The ruling adds to tensions between Russia and the international community at a time when relations are at their lowest ebb since the end of the Cold War. Russia faces international sanctions over its role in turmoil in eastern Ukraine and anger over the downing of a Malaysian airliner over the troubled region where Moscow-backed rebels are fighting a separatist campaign. The country is also grappling with slowing economic growth.

"This decision affects the assessment of the long-term financial stability of Russia and could become the basis for arguments for revising Russia's ratings by international rating agencies," said Credit Suisse economist Aleksei Pogorelov.

The $50 billion represents about 2.5 percent of Russia's total GDP worth, or more than half of Russia's Reserve Fund, which is earmarked to cover budget holes. The ruling also hit Russian stocks; the RTS index of Russian shares was down 2.8 percent Monday.

Separately, the European Court of Human Rights (ECHR) in Strasbourg is expected on Thursday to announce a separate decision on Yukos's multi-billion-dollar claim against Russia, ruling on 'just satisfaction' or compensation, a Yukos spokeswoman said.

"It is GML's belief that the 'Yukos affair' was a major strand in the Russian government's strategy to bring Russia's natural resources under direct Kremlin control and to use those resources as a tool to reassert control over Russia's former sphere of influence," Osborne said in testimony before the U.S. Helsinki Commission in 2009. "It marked a turning point" as Russia moved away from its "commitment to the rule of law, property rights, and energy security."

GML sought relief from the Permanent Court of Arbitration in The Hague, Netherlands, under the Energy Charter Treaty, which creates the legal basis for an open international energy market. The holding company claimed that Russia violated the treaty, which requires swift and fair compensation if assets are expropriated.
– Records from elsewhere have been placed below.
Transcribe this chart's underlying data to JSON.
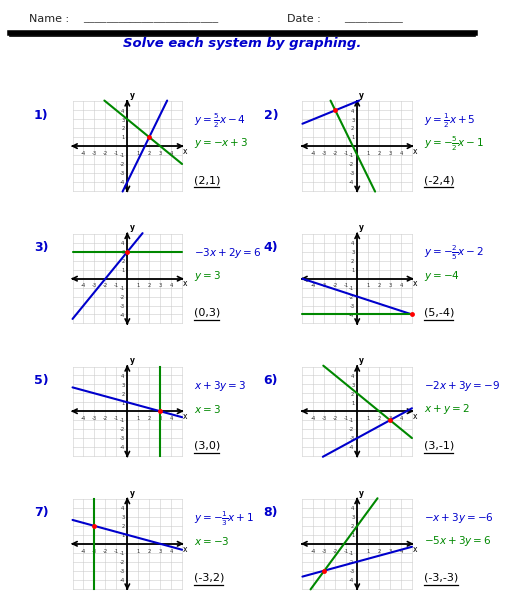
{
  "title": "Solve each system by graphing.",
  "problems": [
    {
      "num": "1)",
      "eq1_tex": "$y = \\frac{5}{2}x - 4$",
      "eq1_m": 2.5,
      "eq1_b": -4,
      "eq1_color": "#0000cc",
      "eq2_tex": "$y = -x + 3$",
      "eq2_m": -1.0,
      "eq2_b": 3,
      "eq2_color": "#008800",
      "eq2_vertical": false,
      "eq2_xval": null,
      "solution": "(2,1)",
      "ix": 2,
      "iy": 1
    },
    {
      "num": "2)",
      "eq1_tex": "$y = \\frac{1}{2}x + 5$",
      "eq1_m": 0.5,
      "eq1_b": 5,
      "eq1_color": "#0000cc",
      "eq2_tex": "$y = -\\frac{5}{2}x - 1$",
      "eq2_m": -2.5,
      "eq2_b": -1,
      "eq2_color": "#008800",
      "eq2_vertical": false,
      "eq2_xval": null,
      "solution": "(-2,4)",
      "ix": -2,
      "iy": 4
    },
    {
      "num": "3)",
      "eq1_tex": "$-3x + 2y = 6$",
      "eq1_m": 1.5,
      "eq1_b": 3,
      "eq1_color": "#0000cc",
      "eq2_tex": "$y = 3$",
      "eq2_m": 0,
      "eq2_b": 3,
      "eq2_color": "#008800",
      "eq2_vertical": false,
      "eq2_xval": null,
      "solution": "(0,3)",
      "ix": 0,
      "iy": 3
    },
    {
      "num": "4)",
      "eq1_tex": "$y = -\\frac{2}{5}x - 2$",
      "eq1_m": -0.4,
      "eq1_b": -2,
      "eq1_color": "#0000cc",
      "eq2_tex": "$y = -4$",
      "eq2_m": 0,
      "eq2_b": -4,
      "eq2_color": "#008800",
      "eq2_vertical": false,
      "eq2_xval": null,
      "solution": "(5,-4)",
      "ix": 5,
      "iy": -4
    },
    {
      "num": "5)",
      "eq1_tex": "$x + 3y = 3$",
      "eq1_m": -0.3333,
      "eq1_b": 1,
      "eq1_color": "#0000cc",
      "eq2_tex": "$x = 3$",
      "eq2_m": 0,
      "eq2_b": 0,
      "eq2_color": "#008800",
      "eq2_vertical": true,
      "eq2_xval": 3,
      "solution": "(3,0)",
      "ix": 3,
      "iy": 0
    },
    {
      "num": "6)",
      "eq1_tex": "$-2x + 3y = -9$",
      "eq1_m": 0.6667,
      "eq1_b": -3,
      "eq1_color": "#0000cc",
      "eq2_tex": "$x + y = 2$",
      "eq2_m": -1,
      "eq2_b": 2,
      "eq2_color": "#008800",
      "eq2_vertical": false,
      "eq2_xval": null,
      "solution": "(3,-1)",
      "ix": 3,
      "iy": -1
    },
    {
      "num": "7)",
      "eq1_tex": "$y = -\\frac{1}{3}x + 1$",
      "eq1_m": -0.3333,
      "eq1_b": 1,
      "eq1_color": "#0000cc",
      "eq2_tex": "$x = -3$",
      "eq2_m": 0,
      "eq2_b": 0,
      "eq2_color": "#008800",
      "eq2_vertical": true,
      "eq2_xval": -3,
      "solution": "(-3,2)",
      "ix": -3,
      "iy": 2
    },
    {
      "num": "8)",
      "eq1_tex": "$-x + 3y = -6$",
      "eq1_m": 0.3333,
      "eq1_b": -2,
      "eq1_color": "#0000cc",
      "eq2_tex": "$-5x + 3y = 6$",
      "eq2_m": 1.6667,
      "eq2_b": 2,
      "eq2_color": "#008800",
      "eq2_vertical": false,
      "eq2_xval": null,
      "solution": "(-3,-3)",
      "ix": -3,
      "iy": -3
    }
  ],
  "graph_xlim": [
    -5,
    5
  ],
  "graph_ylim": [
    -5,
    5
  ],
  "grid_color": "#cccccc",
  "axis_color": "#000000",
  "title_color": "#0000cc",
  "num_color": "#0000cc"
}
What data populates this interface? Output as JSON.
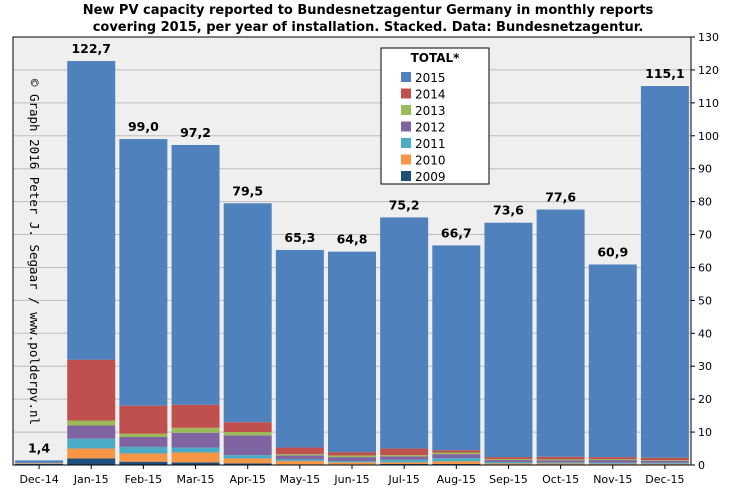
{
  "chart_data": {
    "type": "bar",
    "stacked": true,
    "title_lines": [
      "New PV capacity reported to Bundesnetzagentur Germany in monthly reports",
      "covering 2015, per year of installation. Stacked. Data: Bundesnetzagentur."
    ],
    "watermark": "© Graph 2016 Peter J. Segaar / www.polderpv.nl",
    "categories": [
      "Dec-14",
      "Jan-15",
      "Feb-15",
      "Mar-15",
      "Apr-15",
      "May-15",
      "Jun-15",
      "Jul-15",
      "Aug-15",
      "Sep-15",
      "Oct-15",
      "Nov-15",
      "Dec-15"
    ],
    "totals": [
      "1,4",
      "122,7",
      "99,0",
      "97,2",
      "79,5",
      "65,3",
      "64,8",
      "75,2",
      "66,7",
      "73,6",
      "77,6",
      "60,9",
      "115,1"
    ],
    "ylim": [
      0,
      130
    ],
    "yticks": [
      0,
      10,
      20,
      30,
      40,
      50,
      60,
      70,
      80,
      90,
      100,
      110,
      120,
      130
    ],
    "y_axis_side": "right",
    "grid": true,
    "legend": {
      "title": "TOTAL*",
      "placement": "top-center"
    },
    "series": [
      {
        "name": "2009",
        "color": "#1F4E79",
        "values": [
          0.3,
          2.0,
          1.0,
          0.8,
          0.5,
          0.2,
          0.2,
          0.3,
          0.3,
          0.2,
          0.2,
          0.2,
          0.2
        ]
      },
      {
        "name": "2010",
        "color": "#F79646",
        "values": [
          0.2,
          3.0,
          2.5,
          3.0,
          1.5,
          1.0,
          0.6,
          0.5,
          0.8,
          0.3,
          0.3,
          0.2,
          0.2
        ]
      },
      {
        "name": "2011",
        "color": "#4BACC6",
        "values": [
          0.1,
          3.0,
          2.0,
          1.5,
          1.0,
          0.5,
          0.4,
          0.8,
          1.0,
          0.4,
          0.3,
          0.3,
          0.3
        ]
      },
      {
        "name": "2012",
        "color": "#8064A2",
        "values": [
          0.1,
          4.0,
          3.0,
          4.5,
          6.0,
          1.2,
          1.2,
          1.0,
          1.2,
          0.6,
          0.6,
          0.8,
          0.6
        ]
      },
      {
        "name": "2013",
        "color": "#9BBB59",
        "values": [
          0.0,
          1.5,
          1.0,
          1.5,
          1.0,
          0.4,
          0.5,
          0.4,
          0.5,
          0.3,
          0.3,
          0.3,
          0.2
        ]
      },
      {
        "name": "2014",
        "color": "#C0504D",
        "values": [
          0.0,
          18.5,
          8.5,
          7.0,
          3.0,
          2.0,
          1.0,
          2.0,
          0.7,
          0.6,
          0.8,
          0.6,
          0.7
        ]
      },
      {
        "name": "2015",
        "color": "#4F81BD",
        "values": [
          0.7,
          90.7,
          81.0,
          78.9,
          66.5,
          60.0,
          60.9,
          70.2,
          62.2,
          71.2,
          75.1,
          58.5,
          112.9
        ]
      }
    ]
  }
}
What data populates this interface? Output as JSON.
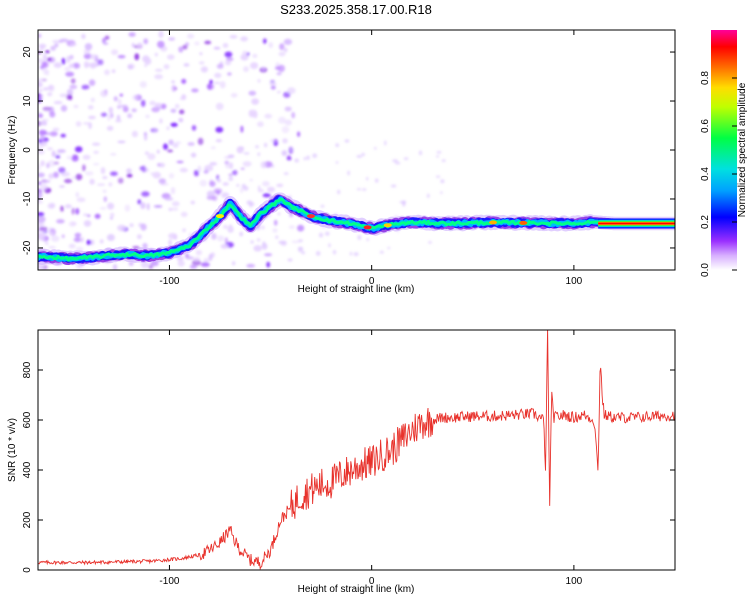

GML says that even before Russia filed its tax claim against Yukos, the company had paid $15 billion in taxes for the period on total income of $29 billion. The government claimed the company owed an additional $27 billion, bringing Yukos' total tax liability for the period to $42 billion — more than the company's gross income, according to GML.

"This is not taxation," Osborne said in testimony before a U.S. House Financial Services subcommittee in 2007. "This is confiscation."